[Tutor] floating point rounding inconsistency
d at davea.name
Fri Sep 28 14:14:27 CEST 2012
On 09/19/2012 02:27 PM, Andrew Tritt wrote:
> I am new to python, and I was experimenting with the round function, and
> came across what appears to be a bug in floating point rounding. I am
> guessing there is a valid explanation for it.
Welcome to the Python tutor; hope you enjoy learning and using python.
Not a bug, and not specific to Python. And not new - many threads
already discuss this.
> When I round the floating points 10.6[0-9]5 to two decimal places, it
> rounds as expected for 6 of the 10, but not for the other 4. When I try the
> same for 10.7[0-9]5, I experience the same problem, but for 5 of the 10
> possibilties, and not for the analogous floats.
> Also, python storing the numbers as they are represented at the prompt.
> i.e. 10.665 is stored as 10.665, not something like 10.665000001 or
> Can anyone explain to me what's happening?
Yep, Python does not store the number 10.065 in any of the forms you
appear to expect. it instead converts it to binary floating point, and
stores the nearest value that can represent. Sometimes such a value
will convert back to the decimal value you started with, sometimes not.
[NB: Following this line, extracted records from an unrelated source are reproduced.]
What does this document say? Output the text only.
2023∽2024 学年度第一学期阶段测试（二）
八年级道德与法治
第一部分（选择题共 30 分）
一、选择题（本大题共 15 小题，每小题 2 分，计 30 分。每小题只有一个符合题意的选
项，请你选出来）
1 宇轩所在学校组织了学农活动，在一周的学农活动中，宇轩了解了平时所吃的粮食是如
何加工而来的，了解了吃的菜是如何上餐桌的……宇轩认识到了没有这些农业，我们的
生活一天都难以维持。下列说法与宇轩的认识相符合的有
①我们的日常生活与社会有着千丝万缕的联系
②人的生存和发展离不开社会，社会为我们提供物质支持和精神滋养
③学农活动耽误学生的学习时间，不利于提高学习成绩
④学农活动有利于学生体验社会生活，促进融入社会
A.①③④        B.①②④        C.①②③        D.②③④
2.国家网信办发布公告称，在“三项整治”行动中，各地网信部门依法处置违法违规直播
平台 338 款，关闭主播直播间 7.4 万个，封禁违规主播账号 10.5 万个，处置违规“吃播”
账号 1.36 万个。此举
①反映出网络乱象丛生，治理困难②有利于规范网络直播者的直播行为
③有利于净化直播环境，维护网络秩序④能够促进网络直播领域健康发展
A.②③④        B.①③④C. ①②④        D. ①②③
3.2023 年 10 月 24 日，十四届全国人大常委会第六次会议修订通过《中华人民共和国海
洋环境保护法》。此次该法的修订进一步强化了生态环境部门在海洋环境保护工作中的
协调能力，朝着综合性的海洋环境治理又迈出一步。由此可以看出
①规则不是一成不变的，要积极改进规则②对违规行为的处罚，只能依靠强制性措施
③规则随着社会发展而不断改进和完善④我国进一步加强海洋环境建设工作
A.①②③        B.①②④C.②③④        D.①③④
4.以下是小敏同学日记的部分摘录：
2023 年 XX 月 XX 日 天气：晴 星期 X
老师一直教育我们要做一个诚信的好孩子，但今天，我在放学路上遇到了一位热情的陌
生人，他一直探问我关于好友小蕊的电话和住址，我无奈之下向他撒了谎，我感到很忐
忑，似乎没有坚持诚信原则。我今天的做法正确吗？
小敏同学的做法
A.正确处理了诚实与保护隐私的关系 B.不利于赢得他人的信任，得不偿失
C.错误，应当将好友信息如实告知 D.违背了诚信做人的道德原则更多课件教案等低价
This is not a new problem - it was highlighted in the textbook i used
for Fortran in 1967. But it was more or less made permanent by the
Intel 8087 chip, which did binary floating point, and did not do decimal
floating point. The IEEE committee then standardized pretty much on
what was already done, and that's what's on all the Intel and AMD chips
we see now.
Generally, the way to avoid the problem is to mask it while displaying.
Use some form of formatting to represent the precision you expect.